Every week, I visit companies that use FullFacts’ OEE Toolkit over a longer period of time in their improvement programs. My assumption is that they’ve acquired the tool to leverage their continuous improvement programs such as World Class Manufacturing (WCM), Total Productivity Management (TPM) etc.
In reality, OEE Toolkit is not always used to leverage value for continuous improvement. Especially at small to SME’s with 50 to 300 employees, I notice that OEE Toolkit is a merely a tool for Production or Quality Managers to make informed decisions, based on reports derived after a shift has been finished. Yet, having operators involved in daily management makes the difference: one enables to think as a team and come up with solutions. So, in my opinion it’s a tool for both the operators, managers as well as the board to make informed decisions and improving production lines. With just the Production or Quality Manager in charge, I see two dangers lurking around the corner.

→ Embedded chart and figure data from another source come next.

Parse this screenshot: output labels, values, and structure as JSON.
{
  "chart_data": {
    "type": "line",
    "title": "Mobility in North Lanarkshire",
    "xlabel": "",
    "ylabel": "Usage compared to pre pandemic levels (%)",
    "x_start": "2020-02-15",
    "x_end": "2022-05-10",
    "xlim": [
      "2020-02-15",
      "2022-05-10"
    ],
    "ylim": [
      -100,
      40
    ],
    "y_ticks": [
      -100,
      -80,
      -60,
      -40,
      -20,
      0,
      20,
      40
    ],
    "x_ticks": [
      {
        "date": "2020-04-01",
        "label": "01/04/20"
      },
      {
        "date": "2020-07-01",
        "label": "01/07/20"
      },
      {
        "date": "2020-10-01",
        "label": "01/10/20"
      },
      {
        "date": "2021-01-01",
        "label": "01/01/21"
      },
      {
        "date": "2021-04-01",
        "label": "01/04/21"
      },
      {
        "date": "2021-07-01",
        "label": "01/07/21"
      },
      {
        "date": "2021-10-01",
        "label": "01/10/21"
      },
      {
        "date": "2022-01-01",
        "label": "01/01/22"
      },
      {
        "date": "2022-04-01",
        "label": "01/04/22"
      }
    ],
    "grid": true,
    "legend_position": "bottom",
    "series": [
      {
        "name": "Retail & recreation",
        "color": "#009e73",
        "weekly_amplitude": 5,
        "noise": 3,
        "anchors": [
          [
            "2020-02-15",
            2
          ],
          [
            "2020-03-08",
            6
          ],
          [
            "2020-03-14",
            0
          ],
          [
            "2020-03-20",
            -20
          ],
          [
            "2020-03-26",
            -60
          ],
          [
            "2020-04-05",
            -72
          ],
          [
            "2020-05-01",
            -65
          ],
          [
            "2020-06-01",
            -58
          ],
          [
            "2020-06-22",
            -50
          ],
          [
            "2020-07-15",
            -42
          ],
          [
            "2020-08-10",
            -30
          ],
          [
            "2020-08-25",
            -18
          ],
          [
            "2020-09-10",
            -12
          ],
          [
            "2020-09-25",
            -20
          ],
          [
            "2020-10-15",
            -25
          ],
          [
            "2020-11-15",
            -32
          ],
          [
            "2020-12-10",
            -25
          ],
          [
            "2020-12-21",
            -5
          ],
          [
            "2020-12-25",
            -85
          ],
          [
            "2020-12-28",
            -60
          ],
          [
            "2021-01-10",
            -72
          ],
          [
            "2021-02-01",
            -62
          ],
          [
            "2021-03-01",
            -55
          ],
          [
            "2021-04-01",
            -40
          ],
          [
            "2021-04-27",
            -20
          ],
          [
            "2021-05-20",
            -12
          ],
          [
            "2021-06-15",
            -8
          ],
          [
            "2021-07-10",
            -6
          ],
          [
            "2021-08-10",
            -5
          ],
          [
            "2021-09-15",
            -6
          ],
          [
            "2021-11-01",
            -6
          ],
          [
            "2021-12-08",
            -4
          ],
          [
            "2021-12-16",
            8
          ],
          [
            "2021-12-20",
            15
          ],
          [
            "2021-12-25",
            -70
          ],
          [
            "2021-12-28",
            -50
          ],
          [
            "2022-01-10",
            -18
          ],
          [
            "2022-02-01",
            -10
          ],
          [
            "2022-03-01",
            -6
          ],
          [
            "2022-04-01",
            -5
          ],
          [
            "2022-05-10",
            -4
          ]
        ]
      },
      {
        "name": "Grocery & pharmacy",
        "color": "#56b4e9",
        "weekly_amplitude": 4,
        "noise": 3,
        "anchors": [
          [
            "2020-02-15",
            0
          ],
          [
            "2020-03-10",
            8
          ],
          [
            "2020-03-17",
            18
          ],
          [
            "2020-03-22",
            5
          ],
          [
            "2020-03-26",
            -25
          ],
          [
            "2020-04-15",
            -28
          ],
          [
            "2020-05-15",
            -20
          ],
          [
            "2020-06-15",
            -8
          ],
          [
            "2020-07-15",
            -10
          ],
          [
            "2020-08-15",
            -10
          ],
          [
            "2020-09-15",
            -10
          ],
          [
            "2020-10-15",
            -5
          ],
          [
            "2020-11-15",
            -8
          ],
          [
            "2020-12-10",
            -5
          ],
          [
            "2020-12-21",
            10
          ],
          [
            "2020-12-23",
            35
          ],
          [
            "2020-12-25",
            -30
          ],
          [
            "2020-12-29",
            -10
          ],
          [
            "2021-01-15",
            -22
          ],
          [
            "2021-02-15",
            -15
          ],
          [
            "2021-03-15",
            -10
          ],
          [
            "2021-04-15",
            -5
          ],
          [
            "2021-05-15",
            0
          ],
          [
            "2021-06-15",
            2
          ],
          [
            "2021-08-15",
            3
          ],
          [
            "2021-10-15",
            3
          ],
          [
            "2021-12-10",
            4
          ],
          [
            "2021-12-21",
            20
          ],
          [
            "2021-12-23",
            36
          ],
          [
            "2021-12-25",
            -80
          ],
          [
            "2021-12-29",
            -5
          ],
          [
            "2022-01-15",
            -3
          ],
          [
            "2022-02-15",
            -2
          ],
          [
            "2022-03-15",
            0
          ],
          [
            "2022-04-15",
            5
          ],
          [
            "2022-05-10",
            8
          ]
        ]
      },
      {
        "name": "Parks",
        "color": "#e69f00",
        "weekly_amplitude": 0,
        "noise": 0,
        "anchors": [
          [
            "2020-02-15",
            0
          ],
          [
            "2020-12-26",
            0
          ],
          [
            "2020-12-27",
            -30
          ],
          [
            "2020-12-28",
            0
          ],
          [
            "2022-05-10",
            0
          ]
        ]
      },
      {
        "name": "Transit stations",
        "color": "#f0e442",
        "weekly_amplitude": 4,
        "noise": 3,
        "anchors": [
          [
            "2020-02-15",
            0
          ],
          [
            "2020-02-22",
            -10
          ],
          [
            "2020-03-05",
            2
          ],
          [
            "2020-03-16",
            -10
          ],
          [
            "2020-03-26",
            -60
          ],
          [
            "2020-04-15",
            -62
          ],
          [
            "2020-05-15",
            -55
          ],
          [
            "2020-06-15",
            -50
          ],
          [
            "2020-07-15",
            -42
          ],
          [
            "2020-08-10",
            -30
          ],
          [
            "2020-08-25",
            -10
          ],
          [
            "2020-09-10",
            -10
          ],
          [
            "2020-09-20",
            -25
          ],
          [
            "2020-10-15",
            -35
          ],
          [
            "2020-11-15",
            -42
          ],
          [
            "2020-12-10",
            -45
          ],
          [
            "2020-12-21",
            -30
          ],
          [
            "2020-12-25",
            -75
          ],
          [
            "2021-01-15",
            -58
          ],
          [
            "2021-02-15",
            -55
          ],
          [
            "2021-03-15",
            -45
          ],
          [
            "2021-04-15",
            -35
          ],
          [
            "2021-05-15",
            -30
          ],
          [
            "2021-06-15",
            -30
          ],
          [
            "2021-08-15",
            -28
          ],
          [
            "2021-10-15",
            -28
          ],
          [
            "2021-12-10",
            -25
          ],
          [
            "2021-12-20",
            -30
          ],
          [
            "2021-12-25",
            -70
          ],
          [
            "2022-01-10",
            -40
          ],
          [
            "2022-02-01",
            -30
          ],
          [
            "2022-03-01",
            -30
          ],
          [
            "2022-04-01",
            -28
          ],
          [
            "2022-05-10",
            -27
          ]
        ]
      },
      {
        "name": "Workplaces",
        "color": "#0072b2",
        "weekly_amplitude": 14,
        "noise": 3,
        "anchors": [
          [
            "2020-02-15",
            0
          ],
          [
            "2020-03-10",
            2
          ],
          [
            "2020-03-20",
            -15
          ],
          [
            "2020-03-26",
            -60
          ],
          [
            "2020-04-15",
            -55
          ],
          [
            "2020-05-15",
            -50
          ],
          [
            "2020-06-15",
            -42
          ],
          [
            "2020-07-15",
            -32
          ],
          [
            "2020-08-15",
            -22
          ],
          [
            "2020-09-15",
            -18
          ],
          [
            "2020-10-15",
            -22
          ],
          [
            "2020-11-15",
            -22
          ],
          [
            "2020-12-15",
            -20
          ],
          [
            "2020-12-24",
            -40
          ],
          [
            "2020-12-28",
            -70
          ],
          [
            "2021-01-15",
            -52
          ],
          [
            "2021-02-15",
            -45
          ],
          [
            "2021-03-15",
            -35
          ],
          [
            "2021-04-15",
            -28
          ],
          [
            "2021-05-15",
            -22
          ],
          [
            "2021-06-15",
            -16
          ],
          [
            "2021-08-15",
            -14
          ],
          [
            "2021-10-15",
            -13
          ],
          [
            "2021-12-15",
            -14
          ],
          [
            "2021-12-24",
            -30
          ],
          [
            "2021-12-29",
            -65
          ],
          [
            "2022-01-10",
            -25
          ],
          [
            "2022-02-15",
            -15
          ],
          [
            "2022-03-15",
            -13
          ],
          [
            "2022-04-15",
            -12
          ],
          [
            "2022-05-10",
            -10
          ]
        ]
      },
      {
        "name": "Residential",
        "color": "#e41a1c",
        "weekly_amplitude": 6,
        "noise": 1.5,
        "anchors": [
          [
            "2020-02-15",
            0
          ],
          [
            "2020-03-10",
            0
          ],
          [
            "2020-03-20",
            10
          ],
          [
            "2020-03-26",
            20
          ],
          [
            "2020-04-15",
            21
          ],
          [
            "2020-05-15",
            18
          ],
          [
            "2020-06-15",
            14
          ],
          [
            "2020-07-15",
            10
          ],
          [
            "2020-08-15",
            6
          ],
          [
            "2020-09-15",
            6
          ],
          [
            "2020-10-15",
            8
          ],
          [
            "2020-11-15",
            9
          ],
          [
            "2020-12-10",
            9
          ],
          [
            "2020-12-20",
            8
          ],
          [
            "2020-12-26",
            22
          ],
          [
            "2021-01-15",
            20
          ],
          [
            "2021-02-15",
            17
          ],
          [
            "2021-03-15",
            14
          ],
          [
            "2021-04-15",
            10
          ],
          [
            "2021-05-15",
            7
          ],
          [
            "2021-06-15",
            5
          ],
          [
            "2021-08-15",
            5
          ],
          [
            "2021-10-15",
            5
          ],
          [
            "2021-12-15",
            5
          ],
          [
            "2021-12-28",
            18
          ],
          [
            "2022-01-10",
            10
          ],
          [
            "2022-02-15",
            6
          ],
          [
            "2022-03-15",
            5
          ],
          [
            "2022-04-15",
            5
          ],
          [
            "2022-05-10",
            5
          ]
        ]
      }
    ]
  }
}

Danger 1 : OEE-improvement process is only a managerial tool
I notice that there are often a couple of managers carrying the trajectory forward. It is often just the Product- or Quality Manager itself with some supporting staff members. Due to shortage of personnel or high pressure, reports are barely shared with the shop floor personnel – and sometimes, not even. This results in operators not feeling ownership in their Continuous Improvement efforts. In short, it stays the ‘toy’ of the manager.
In general, the operators know very well what the potential causes could be for idle machines and deliver valuable input on how to solve it. By involving the operators and giving them the right amount of responsibility, you create ownership unleashing unknown levels of potential improvement. If one would ask me for advice: have a critical look at how you can improve your daily management and follow-up on the team efforts.